Fermeture du dernier Renaud-Bray syndiqué à Québec - Le gouvernement de la CAQ encourage les patrons délinquants
QUÉBEC, le 27 juin 2026 /CNW/ - Après dix-huit mois de grève, les membres du Syndicat des travailleuses et travailleurs de Librairie Renaud-Bray-CSN tiennent leur dernière journée de piquetage aujourd'hui. Rappelons que dans ce conflit, Renaud-Bray a notamment été reconnu coupable par le Tribunal administratif du travail de négociation de mauvaise foi, d'entrave aux activités syndicales et d'utilisation de briseurs de grève.
« Cette grève n'aurait jamais dû se solder par une fermeture. Nous demandions simplement des conditions décentes et un salaire qui dépasse d'un dollar le salaire minimum. Mais plutôt que de négocier sérieusement, l'employeur a choisi de fermer ses portes et de sacrifier des dizaines d'emplois. Et s'il peut faire cela impunément, c'est bien parce que le gouvernement de la CAQ est un gouvernement de patrons », déclare le président du syndicat, Jimmy Demers.
Pour la CSN, cette affaire illustre à merveille le parti pris de la CAQ envers les patrons.
« Ce conflit est révélateur d'un choix politique. Depuis plusieurs années, le gouvernement favorise les demandes patronales tout en affaiblissant les contrepouvoirs qui permettent aux salarié-es de défendre leurs droits. Le résultat est clair : des employeurs condamnés par les tribunaux comme Blaise Renaud peuvent multiplier les manœuvres antisyndicales et bafouer les droits des travailleuses et des travailleurs sans craindre de véritables conséquences », poursuit Katia Lelièvre, vice-présidente de la Confédération des syndicats nationaux (CSN).
Pour Serge Monette, président de la Fédération du commerce, le message envoyé est extrêmement inquiétant. « Quel signal envoie-t-on aux travailleuses et aux travailleurs lorsqu'un employeur reconnu coupable d'entrave syndicale, de négociation de mauvaise foi et d'utilisation de briseurs de grève peut tout simplement fermer boutique ? On normalise l'idée qu'il est plus avantageux de contourner les droits fondamentaux que de négocier une convention collective. C'est extrêmement préoccupant pour l'ensemble du monde du travail », s'indigne-t-il.

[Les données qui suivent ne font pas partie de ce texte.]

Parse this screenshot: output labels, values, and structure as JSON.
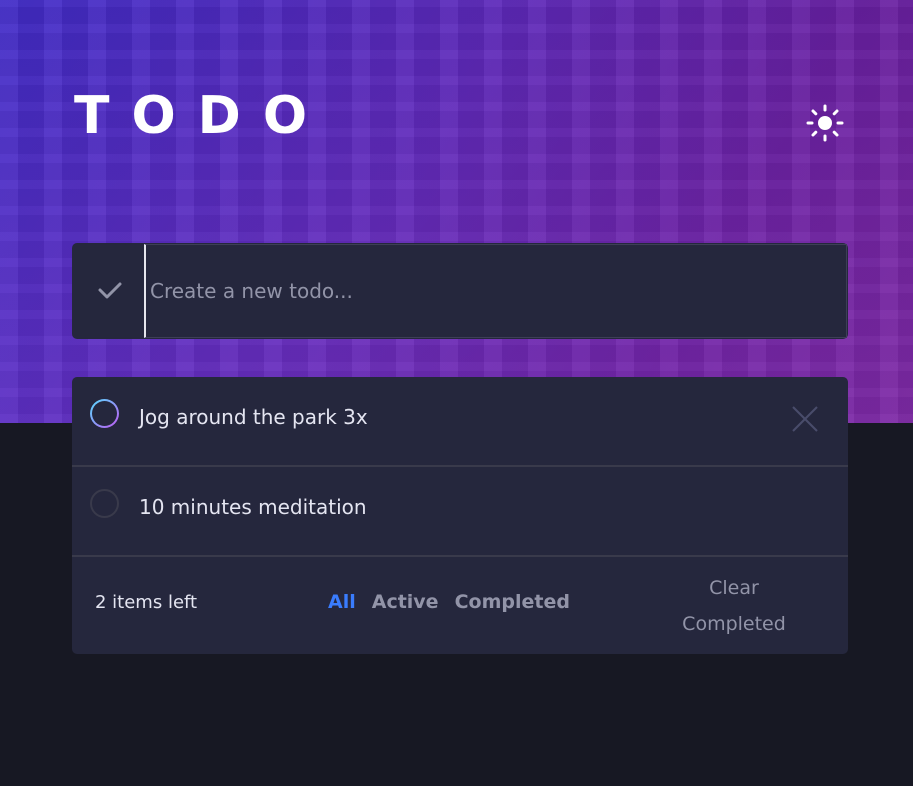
{
  "header": {
    "title": "TODO",
    "theme_icon": "sun-icon"
  },
  "create": {
    "check_icon": "check-icon",
    "placeholder": "Create a new todo..."
  },
  "todos": [
    {
      "text": "Jog around the park 3x",
      "checkbox_style": "gradient-ring",
      "delete_icon": "close-icon"
    },
    {
      "text": "10 minutes meditation",
      "checkbox_style": "plain-ring"
    }
  ],
  "footer": {
    "items_left": "2 items left",
    "filters": [
      "All",
      "Active",
      "Completed"
    ],
    "active_filter": "All",
    "clear_line1": "Clear",
    "clear_line2": "Completed"
  },
  "colors": {
    "accent_blue": "#3a7cfd",
    "panel": "#25273d",
    "background": "#171823",
    "gradient_start": "#57ddff",
    "gradient_end": "#c058f3"
  }
}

Malgré cette issue malheureuse, la CSN réaffirme son engagement envers les membres touchés.
« Cette conclusion amère n'affecte en rien notre solidarité et nous demeurerons aux côtés des salarié-es bafoués. Nous allons les soutenir dans leur transition professionnelle et poursuivre les recours encore disponibles. Leur courage et leur persévérance tout au long de ce conflit imposent le respect et témoignent de la force de la solidarité syndicale », conclut Pierre Émond, vice-président du Conseil central de Québec-Chaudière-Appalaches-CSN.
À propos
Les 60 employé-es des librairies Renaud-Bray de Laurier Québec et des Galeries de la Capitale étaient en grève depuis le 22 novembre 2024. Au déclenchement du conflit, ils étaient tous payés à 15 cents au-dessus du salaire minimum, alors que plusieurs cumulaient plus de 20 ans d'ancienneté. Leur convention collective est échue depuis le 31 décembre 2023. Depuis juillet 2025, Renaud-Bray n'a donné aucun signe de vie à la table de négociation.
Le Syndicat des travailleuses et travailleurs de Librairie Renaud-Bray-CSN est affilié à la Fédération du commerce-CSN et au Conseil central de Québec-Chaudière-Appalaches-CSN. Forte de ses 330 000 membres, la Confédération des syndicats nationaux est présente dans l'ensemble des régions du Québec et ailleurs au Canada.